- Born: 27 September 1789 Lackham House, Wiltshire
- Died: 29 December 1857 (aged 68)
- Occupation: Songwriter
- Notable work: "Kathleen Mavourneen"
- Spouse: Matthew Crawford
- Parents: George Montagu; Ann Courtenay;

= Louisa Crawford =

Louisa Matilda Jane Crawford ( Montagu; 27 September 1789 - 29 December 1857) was an English songwriter. She wrote the lyrics to the popular song "Kathleen Mavourneen" which was set to music by English composer Frederick Crouch.

== Life and work ==
Crawford was born to Ann Courtenay (d. 1816) and George Montagu (1753 - 1815) of Lackham House, in Wiltshire. Montagu was an English army officer and naturalist, known for his pioneering Ornithological Dictionary of 1802 and for species such as Montagu's harrier, named for him. Crawford was related to nobility on both sides of her family; her mother was the niece of John Stuart, 3rd Earl of Bute, and her father was the son of Henry Montagu, 1st Earl of Manchester. She had five siblings; George Conway Courtenay (b. 24 June 1776), James, Frederic (d. 16 May 1811), Eleonora, and John. Three of her brothers died in conflicts abroad; James became a prisoner of war in France, John was killed whilst serving in the Royal Navy, and Frederic fell at the Battle of Albuera.

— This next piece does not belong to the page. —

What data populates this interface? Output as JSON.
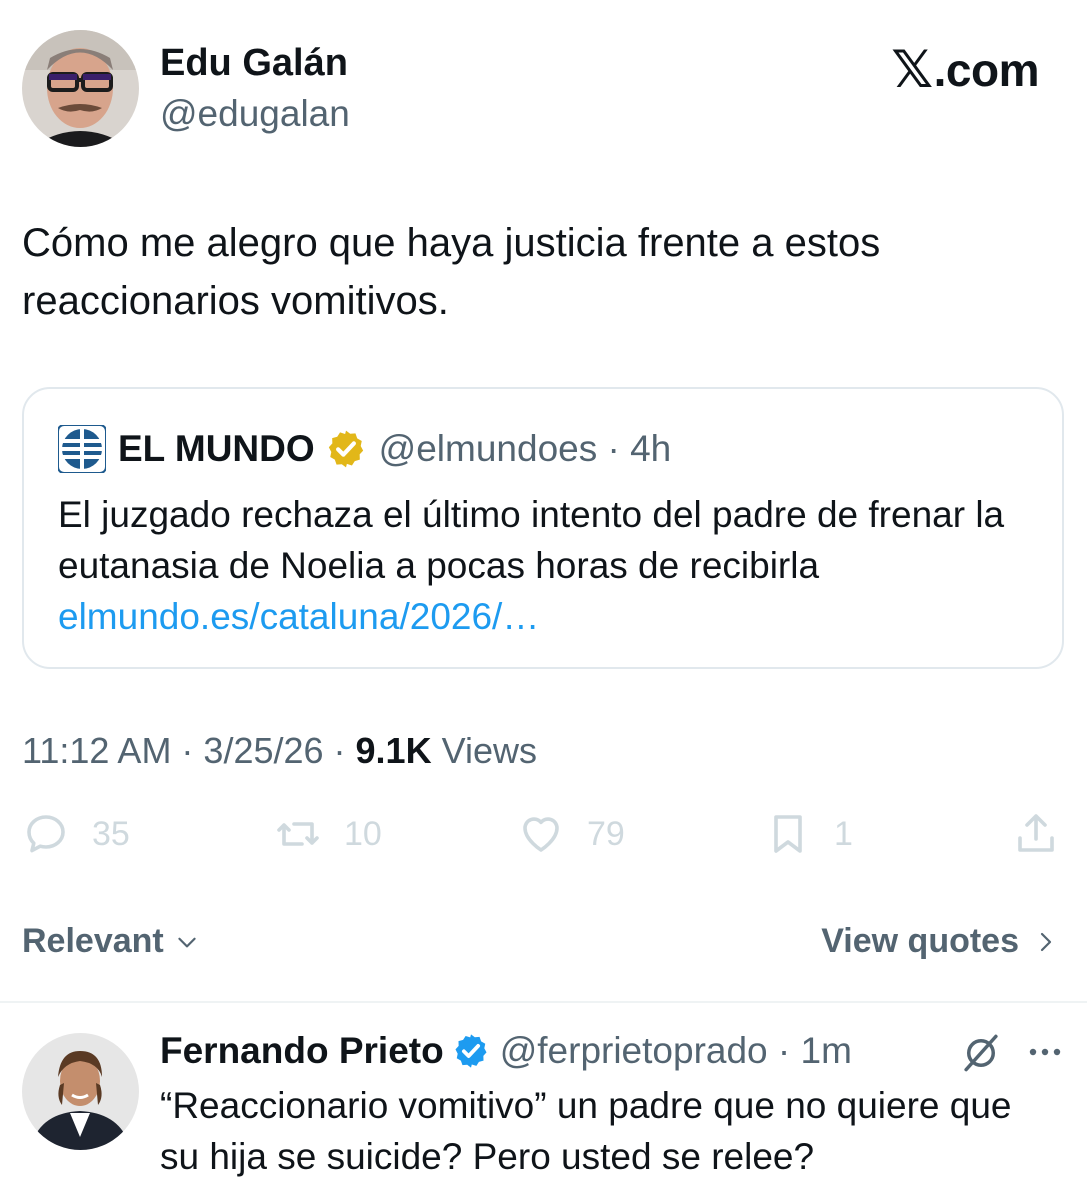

In 1798, Montagu left his family and moved to Kingsbridge in Devon to live with his mistress Elizabeth Dorville, wife of John Dorville and daughter of Georg Wolff, with whom he had four more children. Upon the death of Crawford's uncle, James Montagu, the family estates, including Lackham House, were left to her brother George rather than her father. The ensuing lawsuit between the pair resulted in huge debts which cost the family the estate. Crawford wrote of the affair in The Metropolitan Magazine in 1835, 'The thoughtless extravagance of youth, and the unwise conduct of mature age, caused the estates to be thrown into chancery.'

In 1822, Crawford married Matthew Crawford of Middle Temple, a barrister. After her marriage she first began to earn an income through song-writing and poetry. She was quite prolific and a collection of her papers in the archives at the University of Edinburgh contains a few hundred handwritten poems and songs, although she received little recognition in her lifetime. Much of her work appeared, often anonymously, in magazines and journals, was sold to music publishers, and was set to music by composers Samuel Wesley, Sydney Nelson, and others.

== "Kathleen Mavourneen" ==
The song "Kathleen Mavourneen" appeared in 1837 and became popular during the American Civil War. The Irish soprano Catherine Hayes (1818-1861) learned the song while training in Dublin. It became her signature tune during concerts, and she sang it for Queen Victoria and over 500 royal guests during a performance at Buckingham Palace in June 1849. Kathleen Mavourneen" gained popularity with American audiences as a direct result of Hayes' international concert tours between 1851 and 1856. The song also plays a prominent role in Michael Shaara's American Civil War historical novel The Killer Angels and its film adaptation Gettysburg.

Crawford, however, gained little recognition for the songs success. Crawford's name has been incorrectly cited as Annie, Julia, and Marion in connection with the song and Crouch was also frequently erroneously credited as the author of the songs lyrics. Amongst Crawford's papers is a poem titled, 'On hearing Miss Catherine Hays [sic], sing Kathleen Mavourneen!' which reads:

"Oh! Sing again sweet maiden sing

That lovely strain which first I heard

When this lone heart was in its spring

And throbb'd to every tender word

Yes! Mem'ry brings those hours again

When seated by her side alone

I bow'd me to the melting strain

And Dermot's woes seemed all mine own.'

== Death ==
Crawford died in 1857, of unknown causes, although Matthew refers to a long affliction of heart disease supplemented by attacks of bronchitis in an 1846 letter.